BESS can be a cheaper and more environmentally friendly solution than upgrading network supplies to overcome network constraints. Battery storage units can be made from used batteries for electric vehicles, giving a vital second life to the batteries. At the same time, they help to solve the limitations of the network and can supply green energy to the EV charging points.
Dundee City Council, recently named “Europe’s Most Visionary Electric Vehicle City”, was the first place in the UK to install BESS at EV charging points, with units made from used Renault Kangoo batteries supplied by Connected Energy – developer and installer of BESS-based second life batteries.
The main challenge for making second-life batteries a success for BESS is connecting the EV value circuit and storing energy. This requires industry harmonization, as well as enabling technologies and new business models, such as those developed by Connected Energy.
Cranfield University, for example, has just launched the UK’s largest BESS system, which uses all second-life batteries. It will install three 300 kW battery modules, each containing 24 second-life Renault Kangoo car batteries throughout its campus. What we call a “thin film of energy storage”, this approach to smaller distributed local energy systems will help build national energy security and add flexibility.

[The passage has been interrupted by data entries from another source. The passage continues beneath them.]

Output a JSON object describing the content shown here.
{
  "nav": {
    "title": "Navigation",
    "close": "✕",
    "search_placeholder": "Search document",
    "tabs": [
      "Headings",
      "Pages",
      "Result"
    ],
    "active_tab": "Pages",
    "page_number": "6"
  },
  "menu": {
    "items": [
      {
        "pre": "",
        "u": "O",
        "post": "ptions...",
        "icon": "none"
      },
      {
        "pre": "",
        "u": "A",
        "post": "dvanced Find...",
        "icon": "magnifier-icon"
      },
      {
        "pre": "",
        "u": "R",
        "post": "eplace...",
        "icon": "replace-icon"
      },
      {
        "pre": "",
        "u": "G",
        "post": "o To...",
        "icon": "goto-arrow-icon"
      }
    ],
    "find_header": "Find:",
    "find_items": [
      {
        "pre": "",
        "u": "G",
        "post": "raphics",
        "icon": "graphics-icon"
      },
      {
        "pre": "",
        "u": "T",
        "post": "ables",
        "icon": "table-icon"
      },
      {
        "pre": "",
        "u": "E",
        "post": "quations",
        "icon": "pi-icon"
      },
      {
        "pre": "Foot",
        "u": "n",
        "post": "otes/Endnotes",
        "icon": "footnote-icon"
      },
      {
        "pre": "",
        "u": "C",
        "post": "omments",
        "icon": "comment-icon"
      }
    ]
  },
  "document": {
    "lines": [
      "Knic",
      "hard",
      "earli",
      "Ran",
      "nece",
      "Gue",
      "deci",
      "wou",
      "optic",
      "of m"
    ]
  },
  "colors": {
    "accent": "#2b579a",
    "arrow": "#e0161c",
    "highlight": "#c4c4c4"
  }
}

Extend the life of EV batteries
The case for extending the life of batteries is clear – to reduce waste and maximize the use of valuable resources in the battery. The scientific argument for saving carbon is just as clear. Research conducted by the University of Lancaster proves that the use of 360kWh BESS for first life can benefit from 329 tons of CO2 lifelong emissions of the system, the second life of BESS benefits from 473t CO2e.
The quality of the batteries is constantly improving, so the range is constantly increasing, but the point at which they are no longer considered fit for life in a vehicle is when they reach ~ 75% health (SoH). However, this does not mean that they are ready for the trash. They still have significant charging capacity and can be used in BESS until the battery reaches 50% SoH. This can mean up to ten years more life for this battery – hence the huge impact on carbon savings and Connected Energy’s mission to help maximize the value of the resources built into EV batteries by working directly with EV OEMs. like Renault.
Especially for the automotive industry, what makes sense in the UK is the EV charging infrastructure based on small-scale BESS. Localized system in which energy is stored by solar panels in BESS and the network connection is controlled by the BESS management system – the ideal solution for moving forward on the road to the transition to green energy.